Hard not to root for a guy like Caleb Joseph a mid-round draft pick from unheralded Lipscomb U. in Nashville Tenn. He toiled for years in the minors without getting a callup to majors, once even living for a while in his Double-A clubhouse.

He made another great play defensively on Friday night, running Stanton back to third base on a grounder to the infield and then tagging the runner from second who had made third, and then Stanton. Unfortunately the umpires did not call a double play despite manager Buck Showalter's intense but polite protests.

Shoutouts also deserved for Pedro Alvarez, onetime Pirates #1 draft pick who grew up not far from Yankee Stadium. He hit the game-winning 14th inning grand slam on Friday and scored the winning run on Sunday.

Another journeyman Craig Gentry saved the game with a circus extra-inning catch on Sunday and then got the GWRBI with a 12th inning single. The Birds are still only 4-6 but they are beginning to play gritty come-from-behind baseball, a cautiously hopeful sign.

It is one of baseball’s great cliches that “a season is a marathon, not a sprint.” But it always helps to get off to a good start. Wins in April mean less pressure for wins in August and September.

On the other hand, I feel bad for the fans in Cincinnati, Tampa Bay, San Diego, Miami, and Oakland, and probably soon in Kansas City, Texas, and Philadelphia. A team can dig a hole in April that becomes almost impossible to climb out of, especially with daily inter-league play and constant travel.

I feel good for the hot starts of the Pirates and Braves and Angels. There is talented youth on all three teams and that certainly stokes the hope in fans, esp. us codgers who dream of what used to be (or in my case what I wished used to be in terms of on-field talent.)

I should also mention that one of the older teams in baseball, the Mets, are off to an impressive 8-1 start. They not only have beaten the Phillies and Marlins but so far have gone 5-1 against likely contenders Cardinals and Nats. If their vaunted pitching holds up, they may surprise a lot of people including yours truly.

We fans better enjoy the extra inning dramatics.
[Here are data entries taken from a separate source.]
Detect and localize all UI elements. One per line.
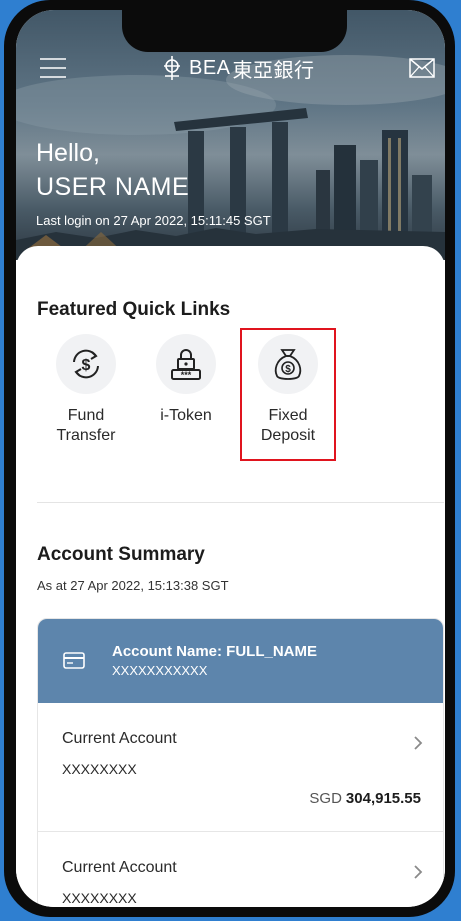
section-divider xyxy=(37,502,444,503)
bea-emblem-icon xyxy=(164,56,180,80)
highlight-box xyxy=(240,328,336,461)
account-row-number: XXXXXXXX xyxy=(62,761,137,777)
quick-link-label: Fund xyxy=(67,407,105,424)
brand-name: BEA xyxy=(189,56,231,79)
brand-name-cjk: 東亞銀行 xyxy=(232,59,315,82)
account-header: Account Name: FULL_NAME XXXXXXXXXXX xyxy=(38,619,443,703)
quick-link-label: Transfer xyxy=(56,427,116,444)
chevron-right-icon xyxy=(414,865,423,879)
hamburger-menu-icon[interactable] xyxy=(38,57,68,79)
user-name: USER NAME xyxy=(36,173,190,201)
svg-text:***: *** xyxy=(181,370,192,380)
balance-amount: 304,915.55 xyxy=(345,790,421,807)
fund-transfer-icon: $ xyxy=(56,334,116,394)
currency-code: SGD xyxy=(309,790,342,807)
bank-logo: BEA 東亞銀行 xyxy=(161,54,315,82)
itoken-icon: *** xyxy=(156,334,216,394)
as-at-timestamp: As at 27 Apr 2022, 15:13:38 SGT xyxy=(37,578,229,593)
chevron-right-icon xyxy=(414,736,423,750)
account-name: Account Name: FULL_NAME xyxy=(112,643,318,660)
account-summary-card: Account Name: FULL_NAME XXXXXXXXXXX Curr… xyxy=(37,618,444,907)
account-type: Current Account xyxy=(62,859,177,876)
account-balance: SGD 304,915.55 xyxy=(309,790,421,807)
account-number: XXXXXXXXXXX xyxy=(112,663,208,678)
phone-frame: BEA 東亞銀行 Hello, USER NAME Last login on … xyxy=(4,0,455,917)
account-row-number: XXXXXXXX xyxy=(62,890,137,906)
quick-links-title: Featured Quick Links xyxy=(37,299,231,320)
account-row[interactable]: Current Account XXXXXXXX SGD 304,915.55 xyxy=(38,703,443,832)
account-summary-title: Account Summary xyxy=(37,544,205,565)
svg-text:$: $ xyxy=(82,357,91,374)
content-card: Featured Quick Links $ Fund Transfer ***… xyxy=(16,246,445,907)
card-icon xyxy=(63,652,85,669)
quick-link-itoken[interactable]: *** i-Token xyxy=(136,334,236,426)
app-screen: BEA 東亞銀行 Hello, USER NAME Last login on … xyxy=(16,10,445,907)
account-type: Current Account xyxy=(62,730,177,747)
mail-icon[interactable] xyxy=(409,58,435,78)
last-login-text: Last login on 27 Apr 2022, 15:11:45 SGT xyxy=(36,213,271,228)
account-row[interactable]: Current Account XXXXXXXX xyxy=(38,832,443,907)
quick-link-fund-transfer[interactable]: $ Fund Transfer xyxy=(36,334,136,446)
greeting-text: Hello, xyxy=(36,139,100,167)
phone-notch xyxy=(122,10,347,52)
quick-link-label: i-Token xyxy=(160,407,212,424)
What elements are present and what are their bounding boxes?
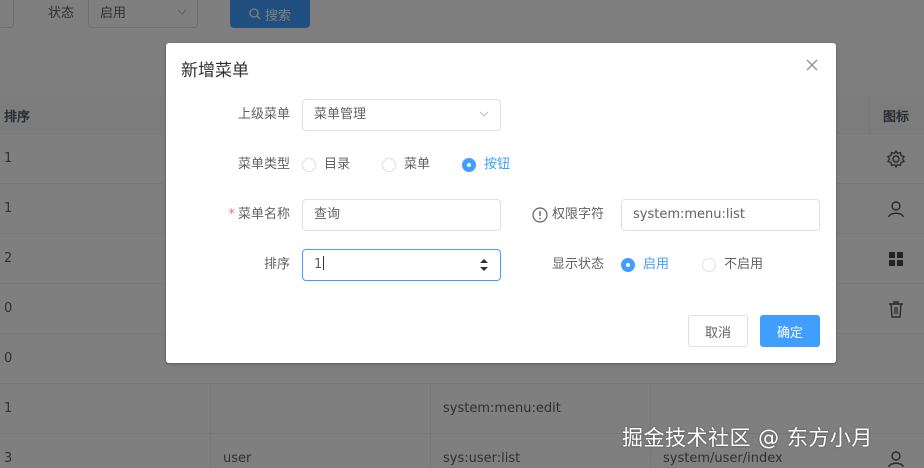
- order-label: 排序: [263, 257, 290, 272]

Because if MLB hierarchy has its way, there won't be any more. The minor leagues are experimenting with all extra half-innings beginning with a runner on second and nobody out.

I'd prefer a home run derby - which was tried in the one year of the Israel Baseball League - to this strange concoction. More on misplaced ideas to speed up the game in future posts.

On the college front, my Columbia Lions are 5-4 with four more weekend three-game series ahead. Defending champion Yale is 6-2 with a makeup game still to play on Monday April 9 at Cornell. Dartmouth and Princeton also have only two losses.

It’s a new system in the Ivy League this year. Gone are the two doubleheaders on weekends, seven-inning first games, and two divisions in the eight-team league.

Every team now plays each other in a three-game series, all games nine innings.
The top two teams at end of regular season play a three-game series to earn the automatic NCAA tournament bid and a chance to make the coveted mid-June College World Series in Omaha.

Columbia’s starting pitching has been erratic all season. But the defense has improved. And in salvaging the final game against Dartmouth this past weekend, two big sophomore bats played a big role: first baseman Chandler Bengtson’s who hit two 3-run HRs in a 12-3 pasting of the Big Green and DH/left fielder Liam McGill who stroked the ball solidly all weekend.

There is no admission charge for Columbia baseball. It is sadly a very short season but I highly recommend a trip to Satow Stadium/Robertson Field just north of the football field NW of Broadway and 218th Street - accessible by either #1 train to 215th Street or A train to 207th Street - take second car and exit on 211th Street/Isham St.

There are only two weekends left of Ivy League baseball - Princeton Sat Apr 21 doubleheader at 11:30; Sun Apr 22 at 1p, and Penn F Apr 27 at 3p; Sa Apr 28 11:30 (2). There is also a non-league game against Fordham W Apr 25 at 330p.

On a very windy cold Wed. afternoon early this month, Columbia beat perennial power St. John’s for the 7th time in a row.